Under the act, at least 30 percent of all hires must be Section 3 residents, who are residents of NYCHA or low- or very low-income residents; at least 10 percent of the federal funding for construction contracts must be awarded to Section 3 businesses, which are businesses majority-owned by Section 3 residents or whose employees are at least 30 percent Section 3 residents; and at least 3 percent of the federal funding for non-construction contracts must be awarded to Section 3 businesses.

The lawsuit includes examples from NYCHA reports showing it did not meet these percentages in recent years. For example, in 2016, more than $150 million in construction contracts were awarded with funds from HUD’s Capital Fund Program, but only 0.04 percent of that, or $60,857, went to Section 3 businesses, the suit says.

According to the lawsuit, a HUD official in 2014 said, “NYCHA would get shut down” if HUD audited its Section 3 compliance.

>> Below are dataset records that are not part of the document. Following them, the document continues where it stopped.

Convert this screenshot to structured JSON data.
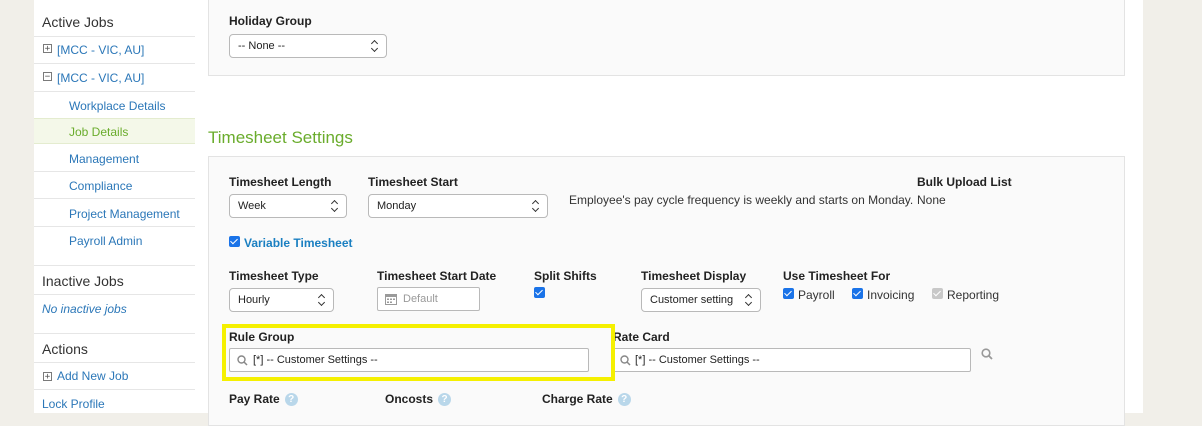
{
  "sidebar": {
    "active_jobs_heading": "Active Jobs",
    "jobs": [
      {
        "expander": "+",
        "label": "[MCC - VIC, AU]"
      },
      {
        "expander": "−",
        "label": "[MCC - VIC, AU]"
      }
    ],
    "sub_items": [
      "Workplace Details",
      "Job Details",
      "Management",
      "Compliance",
      "Project Management",
      "Payroll Admin"
    ],
    "inactive_jobs_heading": "Inactive Jobs",
    "no_inactive_jobs": "No inactive jobs",
    "actions_heading": "Actions",
    "add_new_job": "Add New Job",
    "add_new_job_expander": "+",
    "lock_profile": "Lock Profile"
  },
  "holiday": {
    "label": "Holiday Group",
    "value": "-- None --"
  },
  "timesheet": {
    "section_title": "Timesheet Settings",
    "length_label": "Timesheet Length",
    "length_value": "Week",
    "start_label": "Timesheet Start",
    "start_value": "Monday",
    "cycle_note": "Employee's pay cycle frequency is weekly and starts on Monday.",
    "bulk_upload_label": "Bulk Upload List",
    "bulk_upload_value": "None",
    "variable_label": "Variable Timesheet",
    "type_label": "Timesheet Type",
    "type_value": "Hourly",
    "start_date_label": "Timesheet Start Date",
    "start_date_placeholder": "Default",
    "split_shifts_label": "Split Shifts",
    "display_label": "Timesheet Display",
    "display_value": "Customer setting",
    "use_for_label": "Use Timesheet For",
    "use_for_options": [
      "Payroll",
      "Invoicing",
      "Reporting"
    ],
    "rule_group_label": "Rule Group",
    "rule_group_value": "[*] -- Customer Settings --",
    "rate_card_label": "Rate Card",
    "rate_card_value": "[*] -- Customer Settings --",
    "pay_rate_label": "Pay Rate",
    "oncosts_label": "Oncosts",
    "charge_rate_label": "Charge Rate",
    "help_glyph": "?"
  },
  "colors": {
    "accent_green": "#6aac2c",
    "link_blue": "#2b77b8",
    "highlight_yellow": "#f5f000"
  }
}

Since May 2015, NYCHA “has facilitated over 8,200 resident job placements, through job-training, union apprenticeship programs and home business courses,” said Jasmine Blake, acting press secretary at NYCHA.

But CCOP members and NYCHA tenants say that number does not represent how many residents are actually being employed.

“The law is about self-sufficiency,” said Charlene Nimmons, a NYCHA resident leader. “You can’t become self-sufficient off of training. You need a job to be self-sufficient.”

Outside City Hall Tuesday, Councilman Ritchie Torres, the chairman of the council’s oversight and investigations committee, said he supports CCOP’s lawsuit.

“The regrettable fact is that both the administration and NYCHA are in denial about the depth of the housing authority’s dysfunction and mismanagement,” he said. “The people who are paying the heavy price for their denial are the residents who live in public housing.”

The CCOP lawsuit comes a day after the Independent Democratic Conference of the State Senate released a report comparing health concerns among NYCHA tenants to the Flint, Michigan, water crisis, with Sen. Jeff Klein saying “NYCHA is the new Flint.” The IDC surveyed 227 NYCHA residents throughout the five boroughs, and 79 percent of them said “NYCHA did nothing when lead paint was discovered in their apartments.”

Department of Health Commissioner Mary Bassett said the senators who released the report are “playing politics with public health.”

“Comparing New York — a national success story in reducing lead exposure — to Flint is alarmist and wrong,” she said in a statement. “Exposure rates among children in New York City has fallen 87 percent since 2005, and they are even lower among kids in public housing.”

NYCHA’s lead inspections in 2017 were conducted by a certified vendor, a city hall representative added.